12. Le Conseil d’État a relevé que la possibilité ouverte au ministère public, dans le même champ d’application de l’article 706-47-4, d’informer l’administration, dès la garde à vue, des suspicions pesant contre une personne exerçant une activité impliquant un contact habituel avec des mineurs constituait un cas d’information situé à un stade précoce de la procédure pénale. Il s’agit du seul cas pour lequel l’information communiquée par le parquet serait susceptible de ne pas être suivie de la saisine d’une juridiction et ainsi la procédure pourrait se clore par une décision du ministère public.

Si le Conseil d’État n’a pas considéré que la saisine d’une juridiction appelée à se prononcer sur la culpabilité constituait, en pareil cas, une garantie nécessaire à la sauvegarde des droits constitutionnellement et conventionnellement protégés de la personne concernée, il a toutefois estimé nécessaire que, après l’audition de la personne - que ce soit en garde à vue ou dans les conditions de l’audition libre prévues à l’article 61-1 du code de procédure pénale - il ne soit possible au ministère public d’informer l’autorité administrative compétente que s’il estimait, comme pour une mise en examen, qu’il existe contre la personne des indices graves et concordants rendant vraisemblable que la personne a commis ou tenté de commettre une des infractions énumérées.
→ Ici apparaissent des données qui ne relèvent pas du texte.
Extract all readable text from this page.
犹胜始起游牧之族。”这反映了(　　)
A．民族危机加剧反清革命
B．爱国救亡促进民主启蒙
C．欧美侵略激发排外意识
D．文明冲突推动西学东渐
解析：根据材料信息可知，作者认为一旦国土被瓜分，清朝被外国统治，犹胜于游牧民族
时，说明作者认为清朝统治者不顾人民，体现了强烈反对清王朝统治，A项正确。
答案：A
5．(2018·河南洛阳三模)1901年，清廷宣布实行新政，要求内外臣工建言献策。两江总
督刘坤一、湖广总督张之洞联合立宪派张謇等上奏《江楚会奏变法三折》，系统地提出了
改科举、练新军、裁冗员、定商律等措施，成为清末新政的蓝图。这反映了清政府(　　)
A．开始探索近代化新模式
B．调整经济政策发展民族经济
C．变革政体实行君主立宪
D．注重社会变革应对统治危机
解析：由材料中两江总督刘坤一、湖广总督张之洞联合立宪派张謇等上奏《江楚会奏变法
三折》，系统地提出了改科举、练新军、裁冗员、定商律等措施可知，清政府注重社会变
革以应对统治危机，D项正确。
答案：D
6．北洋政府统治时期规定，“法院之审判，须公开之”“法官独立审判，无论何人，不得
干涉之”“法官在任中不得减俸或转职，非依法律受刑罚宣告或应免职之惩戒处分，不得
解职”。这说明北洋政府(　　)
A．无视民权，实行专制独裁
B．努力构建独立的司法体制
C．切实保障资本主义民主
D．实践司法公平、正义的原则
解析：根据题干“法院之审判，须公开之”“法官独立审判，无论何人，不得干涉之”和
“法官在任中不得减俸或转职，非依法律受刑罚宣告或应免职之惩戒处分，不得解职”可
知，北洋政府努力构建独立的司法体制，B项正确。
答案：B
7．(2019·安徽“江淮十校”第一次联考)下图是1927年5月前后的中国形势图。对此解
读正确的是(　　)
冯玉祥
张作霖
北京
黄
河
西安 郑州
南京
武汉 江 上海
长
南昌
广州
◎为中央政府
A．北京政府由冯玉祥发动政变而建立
13. Enfin, le Conseil d’État a considéré que l’interdiction instituée par le projet de loi d’exercer une activité impliquant un contact habituel avec des mineurs prononcée dans le cadre d’un contrôle judiciaire ne devait pouvoir être décidée, s’agissant d’une mesure pré-sentencielle, que si les circonstances font craindre la commission d’une nouvelle infraction.

Cet  avis  a  été  délibéré  par  l’assemblée  générale  du  Conseil  d’État  dans  sa  séance  du jeudi 19 novembre 2015.